The relative intensities of the dots shown in Figure 1 were quantified using a LKB Ultroscan XL laser densitometer. These values are presented in Table 1 as the area of the dot’s peak adjusted for 1 μg of total nucleic acid applied. These figures reflect the conclusions discussed above while allowing for a comparison of the relative titer of virus in each sample. The virus levels in the symptomless F2 plants seen in lanes 4 and 6 are approximately 30% of the levels found in the susceptible plant presented in lane 7.

the resistance to ZYMV has been considered as a Mendelian character. The data presented by Pitrat (7), based on symptomatology, can be explained by a single dominant gene (Zym) and is similar to Tobacco Mosaic Virus resistance found in Nicotiana glutinosa (conferred by the N gene) (2).
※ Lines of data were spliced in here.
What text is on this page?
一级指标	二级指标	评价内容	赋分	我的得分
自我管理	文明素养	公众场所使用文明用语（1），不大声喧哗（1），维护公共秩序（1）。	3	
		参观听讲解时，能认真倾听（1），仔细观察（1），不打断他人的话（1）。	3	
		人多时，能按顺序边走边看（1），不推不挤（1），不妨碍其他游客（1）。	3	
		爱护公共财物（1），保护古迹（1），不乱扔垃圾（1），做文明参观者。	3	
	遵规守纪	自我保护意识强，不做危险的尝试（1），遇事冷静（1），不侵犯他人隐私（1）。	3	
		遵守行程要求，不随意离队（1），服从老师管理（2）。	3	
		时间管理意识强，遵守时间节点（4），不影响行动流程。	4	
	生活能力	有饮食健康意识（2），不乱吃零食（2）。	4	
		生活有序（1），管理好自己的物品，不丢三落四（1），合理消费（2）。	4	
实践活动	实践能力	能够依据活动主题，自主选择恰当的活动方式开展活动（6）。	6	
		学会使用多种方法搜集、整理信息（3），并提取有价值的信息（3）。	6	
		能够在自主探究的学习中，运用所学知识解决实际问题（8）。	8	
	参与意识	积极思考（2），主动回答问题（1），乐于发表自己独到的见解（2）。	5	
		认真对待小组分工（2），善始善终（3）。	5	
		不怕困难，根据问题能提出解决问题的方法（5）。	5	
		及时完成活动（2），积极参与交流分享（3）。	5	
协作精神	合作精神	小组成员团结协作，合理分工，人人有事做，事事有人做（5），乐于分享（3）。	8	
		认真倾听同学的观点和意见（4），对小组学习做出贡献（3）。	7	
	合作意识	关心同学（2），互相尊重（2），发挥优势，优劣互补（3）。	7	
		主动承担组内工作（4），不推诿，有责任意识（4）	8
While preliminary, our data suggest a more complex genetics. The finding of tolerance, as well as the ability to easily sort infected F2 plants in the greenhouse, on the basis of severity of symptoms, into several classes is similar to Ryegrass Mosaic Virus resistance in rye grass (9). This resistance is considered polygenic.

The authors again wish to stress the preliminary nature of our data, however, we also wish to stress the power of the molecular probe. Not only can the cDNA probe be used to detect and quantitate a specific viral presence, and thus be useful in a breeding program such as ours, but the molecular probe can be used to help elucidate the genetics of resistance as well as to identify a possible source of viral potential in an otherwise healthy population.

Figure 1. Dot blot analysis of plant extracts hybridized to a radiolabelled cDNA probe to ZYMV isolated from the Imperial Valley of California. Pleas see text for lane designations. μg refers to the amount of total nucleic acids applied to each dot in that row.

Table 1. Relative quantitation of ZYMV levels from dot blot analysis presented in Figure 1.

Lane z	Rel. amount y	Lane z	Rel. amount y
1	0.000	7	0.774 + 0.084
2	0.000	8	0.000
3	0.000	9	0.000
4	0.249 + 0.019	10	0.000
5	0.000	11	0.000
6	0.215 + 0.006	12	0.110 + 0.015

^z Please see text for lane designations.
^y Relative amounts are in absorbance X peak width (mm) adjusted for one microgram of total nucleic acid.

Literature Cited

1. Candresse, T., G. Macquaire, M. Monsion, and J. Dunez. 1988. Detection of chrysanthemum stunt viroid (CSV) using nick-translated probes in a dot-blot hybridization assay. J. Virological Methods 20:185-193.
2. Holmes, F.O. 1938. Inheritance of resistance to tobacco mosaic disease in tobacco. Phytopathology 28:553-561.
3. Khan, I.A., L.F. Lippert, M.O. Hall, and G.E. Jones. 1988. A simple procedures and the genetic potential for rooting of stem cuttings in muskmelon cucurbit. Genet. Coop. Rept. 11:43-46.
4. Lisa, V., G. Boccardo,.G. D’agostino, G. Dellavalle, and M. d’Aquillo. 1981. Characterization of a potyvirus that causes zucchini yellow mosaic. Phytopathology 71:667-672.
5. Maniatis, T., E.F. Fritsch, and J, Sambrook. 1982. “Molecular cloning; a Laboratory Manual.” Cold Springs Harbor Laboratory.
6. Maule, A.J., R. Hull and J. Donson. 1983. The application of spot hybridization to the detection of DNA and RNA viruses in plant tissues. J. Virological Methods 6:215-224.
7. Pitrat, M. and H. Lecoq. 1984. Inheritance of zucchini yellow mosaic virus resistance in Cucumis melo L. Euphytica 33:57-61.
8. Salager, L.F., R.A. Owens, D.R. Smith and T.O. Diener. 1983. Detection of potato spindle tuber viroid by nucleic acid spot hybridization: evaluation with potato spindle tuber viroid by nucleic acid spot hybridization: evaluation with tuber sprouts and true potato seed. Amer. Potato J. 60:587-597.
9. Willkins, P.W. 1974. Tolerance to ryegrass mosaic virus and its inheritance. Ann. Appl. Biol. 78:187-192.